Mansfield State High School Visitors

In 2023 PhD Candidate Luke Hipwood (left) mentored a team of high school students from Mansfield State High School as part of the BIOTech Futures Challenge – a challenge that involves academics mentoring high school students on a project that aims to innovate a new idea or problem-solve a current issue in STEM. 
– “The students are very enthusiastic and curious about science and wanted to see what goes on in a real-life lab, therefore, I decided to bring them on today’s lab tour”, says Hipwood. Alba Cisneros Martin (right), PhD Candidate, also helped out presenting the 3D lab to our visitors.
-“Being involved in cancer research personally, I taught the team I was paired with about what cancer is, and how researchers currently come up with new ideas for cancer diagnosis, prevention, and treatment”, says Luke.

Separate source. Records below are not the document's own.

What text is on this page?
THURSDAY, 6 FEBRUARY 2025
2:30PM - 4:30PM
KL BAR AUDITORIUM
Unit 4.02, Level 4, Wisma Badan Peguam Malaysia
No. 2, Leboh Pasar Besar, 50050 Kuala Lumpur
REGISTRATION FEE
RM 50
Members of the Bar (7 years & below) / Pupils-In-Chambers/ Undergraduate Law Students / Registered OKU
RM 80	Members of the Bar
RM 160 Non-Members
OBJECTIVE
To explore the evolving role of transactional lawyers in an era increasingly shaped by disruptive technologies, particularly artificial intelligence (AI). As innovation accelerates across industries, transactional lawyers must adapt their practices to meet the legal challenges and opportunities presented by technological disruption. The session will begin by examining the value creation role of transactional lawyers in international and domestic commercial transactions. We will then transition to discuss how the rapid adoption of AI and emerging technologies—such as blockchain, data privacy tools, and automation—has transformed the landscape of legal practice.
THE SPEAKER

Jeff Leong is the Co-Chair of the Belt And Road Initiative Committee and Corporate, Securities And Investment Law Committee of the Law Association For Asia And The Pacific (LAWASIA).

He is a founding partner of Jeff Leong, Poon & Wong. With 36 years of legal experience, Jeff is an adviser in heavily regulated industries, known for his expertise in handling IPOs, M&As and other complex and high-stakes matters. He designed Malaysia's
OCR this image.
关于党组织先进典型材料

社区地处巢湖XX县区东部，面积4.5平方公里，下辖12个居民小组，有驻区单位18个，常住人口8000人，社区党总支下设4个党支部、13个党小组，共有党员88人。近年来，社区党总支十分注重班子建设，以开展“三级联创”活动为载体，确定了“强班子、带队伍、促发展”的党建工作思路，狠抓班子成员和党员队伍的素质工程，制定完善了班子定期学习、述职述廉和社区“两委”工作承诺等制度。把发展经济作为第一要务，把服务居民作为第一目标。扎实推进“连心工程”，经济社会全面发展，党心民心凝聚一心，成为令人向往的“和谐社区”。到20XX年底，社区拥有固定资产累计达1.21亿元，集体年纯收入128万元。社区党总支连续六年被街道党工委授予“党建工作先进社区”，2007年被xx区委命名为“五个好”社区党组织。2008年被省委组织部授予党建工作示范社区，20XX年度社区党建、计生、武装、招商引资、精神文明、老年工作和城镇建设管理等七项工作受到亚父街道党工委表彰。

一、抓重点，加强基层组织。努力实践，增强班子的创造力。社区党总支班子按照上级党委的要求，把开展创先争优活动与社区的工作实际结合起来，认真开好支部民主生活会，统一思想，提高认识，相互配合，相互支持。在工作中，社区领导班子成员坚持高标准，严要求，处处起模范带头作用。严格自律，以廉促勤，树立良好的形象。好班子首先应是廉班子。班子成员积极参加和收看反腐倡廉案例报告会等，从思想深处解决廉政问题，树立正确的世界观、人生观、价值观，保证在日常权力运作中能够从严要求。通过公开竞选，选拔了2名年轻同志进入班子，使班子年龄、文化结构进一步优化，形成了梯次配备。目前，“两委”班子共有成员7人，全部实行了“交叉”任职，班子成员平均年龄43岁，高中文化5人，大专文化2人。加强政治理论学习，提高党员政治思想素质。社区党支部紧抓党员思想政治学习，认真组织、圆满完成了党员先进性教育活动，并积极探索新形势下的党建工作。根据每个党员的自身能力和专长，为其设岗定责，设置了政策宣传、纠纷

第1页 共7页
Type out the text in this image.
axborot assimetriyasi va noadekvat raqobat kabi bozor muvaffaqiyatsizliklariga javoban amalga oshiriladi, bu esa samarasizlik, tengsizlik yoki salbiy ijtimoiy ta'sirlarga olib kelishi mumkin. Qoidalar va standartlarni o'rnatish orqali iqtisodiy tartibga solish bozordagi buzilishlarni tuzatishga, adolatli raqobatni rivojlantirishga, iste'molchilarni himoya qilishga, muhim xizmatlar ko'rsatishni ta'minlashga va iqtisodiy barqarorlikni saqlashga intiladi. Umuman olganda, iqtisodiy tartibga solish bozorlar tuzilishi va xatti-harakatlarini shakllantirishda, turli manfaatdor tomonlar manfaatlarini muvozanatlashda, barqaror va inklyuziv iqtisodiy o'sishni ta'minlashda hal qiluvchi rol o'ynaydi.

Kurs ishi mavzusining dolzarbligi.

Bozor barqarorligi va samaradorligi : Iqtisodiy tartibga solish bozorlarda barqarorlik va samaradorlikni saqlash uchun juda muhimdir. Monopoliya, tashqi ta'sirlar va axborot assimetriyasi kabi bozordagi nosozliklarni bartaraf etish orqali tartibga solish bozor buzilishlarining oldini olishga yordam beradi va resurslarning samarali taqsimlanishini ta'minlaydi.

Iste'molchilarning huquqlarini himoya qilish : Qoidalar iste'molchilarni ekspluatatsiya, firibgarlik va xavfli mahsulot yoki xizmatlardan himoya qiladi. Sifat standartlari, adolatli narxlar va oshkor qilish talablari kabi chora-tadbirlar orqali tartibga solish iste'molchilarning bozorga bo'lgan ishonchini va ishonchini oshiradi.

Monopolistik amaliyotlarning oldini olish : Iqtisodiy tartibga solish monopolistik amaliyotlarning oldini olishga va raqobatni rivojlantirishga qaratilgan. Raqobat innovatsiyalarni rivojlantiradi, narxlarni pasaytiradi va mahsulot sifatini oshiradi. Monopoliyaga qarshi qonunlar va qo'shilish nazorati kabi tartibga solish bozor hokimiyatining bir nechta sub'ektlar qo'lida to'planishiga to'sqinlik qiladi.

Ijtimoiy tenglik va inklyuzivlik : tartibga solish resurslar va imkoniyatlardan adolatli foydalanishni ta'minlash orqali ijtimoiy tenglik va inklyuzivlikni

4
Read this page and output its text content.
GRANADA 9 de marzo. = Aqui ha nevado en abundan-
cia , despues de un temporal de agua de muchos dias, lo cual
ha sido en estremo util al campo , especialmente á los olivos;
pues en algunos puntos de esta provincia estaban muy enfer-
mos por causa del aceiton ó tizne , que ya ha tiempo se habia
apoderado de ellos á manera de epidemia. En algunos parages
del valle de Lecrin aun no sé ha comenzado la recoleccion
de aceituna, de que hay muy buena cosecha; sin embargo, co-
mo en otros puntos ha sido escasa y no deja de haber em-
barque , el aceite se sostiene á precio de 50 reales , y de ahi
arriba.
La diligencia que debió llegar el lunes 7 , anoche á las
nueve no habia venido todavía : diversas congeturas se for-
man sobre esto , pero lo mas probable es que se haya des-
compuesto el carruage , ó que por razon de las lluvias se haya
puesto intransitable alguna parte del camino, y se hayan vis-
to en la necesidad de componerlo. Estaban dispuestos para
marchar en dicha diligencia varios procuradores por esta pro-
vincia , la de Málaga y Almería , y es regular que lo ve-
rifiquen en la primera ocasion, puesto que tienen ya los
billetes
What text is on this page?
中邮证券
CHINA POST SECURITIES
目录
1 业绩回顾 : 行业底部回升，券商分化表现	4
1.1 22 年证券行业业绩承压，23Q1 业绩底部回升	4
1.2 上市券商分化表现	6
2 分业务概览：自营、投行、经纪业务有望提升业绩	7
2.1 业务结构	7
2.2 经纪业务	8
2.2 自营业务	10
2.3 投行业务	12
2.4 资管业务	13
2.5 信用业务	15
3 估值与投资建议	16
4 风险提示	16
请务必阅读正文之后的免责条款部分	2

From this prompt, they found a market gap and came up with the idea to create an AI-driven sun safety app, “Sun Shield”, with the ultimate aim being to prevent sun-related skin cancer. The students saw that current sun safety apps are very basic, and don’t utilise the power of AI to their fullest extent. The app has multiple sun safety features, including a built-in sun safety AI chatbot assistant; live UV index for any region in Australia; a photographic skin-tracking feature, that uses AI-driven algorithms to predict the skin cancer potential of a mole; and a calendar feature that lets you store and look back on recorded UV exposure and images taken using the app. These features not only let users stay on top of their sun safety and UV exposure, but also make it easier for users to show dermatologists or GPs their moles, and any potentially worrisome changes those moles have had over time.
The team was very successful in this challenge, placing 2nd overall out of 38 teams in the QLD competition, and 1st in the prototype category of 103 teams in the National competition held in Sydney.